The other major group requiring consideration is older adults with persistent and disabling illnesses, particularly schizophrenia. Traditionally, being the target group for the asylums of old, they have been the major adult group eligible for state public mental health services. Yet, even they are underserved and have insecure access to care and sufficient duration of treatment, and outcomes — both physical and mental — remain well short of what is possible.15 This shortfall in care was the motivation behind the federal Partners in Recovery initiative (http://www.pirinitiative.com.au), which was formulated in 2011. This initiative, while popular, lacked a real evidence base or “road testing”, and the variability in the models of care that resulted conversely underlines the value of national templates that are based on best-available evidence and are properly tested before being scaled up. Federal funding to fill the service gaps for these patients would be better focused on more practical needs, such as family support, housing and specialised employment programs — all highly evidence-based but inadequately funded. Of great concern is that only a small proportion of these patients (estimated at about 10%) will be able to access the National Disability Insurance Scheme,20 yet it is feared that mental health funding may be lost in the process. The irony is that mental illness, by far the largest source of disability and for so long the poor cousin of the health system, is being forced into the same position within the new disability system. This must be dealt with as a matter of priority. The states should also be required to care much more adequately for their traditional core patient population.
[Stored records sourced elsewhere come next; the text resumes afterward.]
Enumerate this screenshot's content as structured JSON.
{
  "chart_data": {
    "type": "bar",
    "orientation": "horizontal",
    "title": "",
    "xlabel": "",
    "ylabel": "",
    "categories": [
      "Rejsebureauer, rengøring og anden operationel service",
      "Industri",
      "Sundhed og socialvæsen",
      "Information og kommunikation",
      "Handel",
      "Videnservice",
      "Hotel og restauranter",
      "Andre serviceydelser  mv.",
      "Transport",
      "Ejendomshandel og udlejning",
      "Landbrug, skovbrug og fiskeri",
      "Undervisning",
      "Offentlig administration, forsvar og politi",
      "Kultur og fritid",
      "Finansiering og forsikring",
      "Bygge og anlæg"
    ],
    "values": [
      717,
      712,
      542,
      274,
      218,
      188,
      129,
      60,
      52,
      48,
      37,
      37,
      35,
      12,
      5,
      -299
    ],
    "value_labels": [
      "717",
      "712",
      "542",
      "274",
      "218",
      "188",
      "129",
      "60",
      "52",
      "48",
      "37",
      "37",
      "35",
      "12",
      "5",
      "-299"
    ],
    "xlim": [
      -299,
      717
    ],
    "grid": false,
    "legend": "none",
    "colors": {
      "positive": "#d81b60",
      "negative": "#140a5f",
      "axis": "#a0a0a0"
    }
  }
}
Finally, there is an important role for new research funding programs that include, but are additional to, the National Health and Medical Research Council, and which are more directly tied to specific reform objectives. Potential reforms to Medicare Benefits Schedule items, such as incentives for GPs to provide longer consultations and for psychiatrists in private practice to integrate much better with primary care and other disciplines, as well as new and alternative uses of digital mental health strategies and systematic expansion of vocational recovery models, are areas that would benefit from such targeted funding schemes. The Medical Research Future Fund looms as an appropriate vehicle for funding some of this activity.

Australians now have a greatly increased awareness and understanding of the scale and impact of mental illness on their lives and society. The challenge is to transform this into targeted investment so that access, quality and outcomes in mental health care match those seen in physical health care.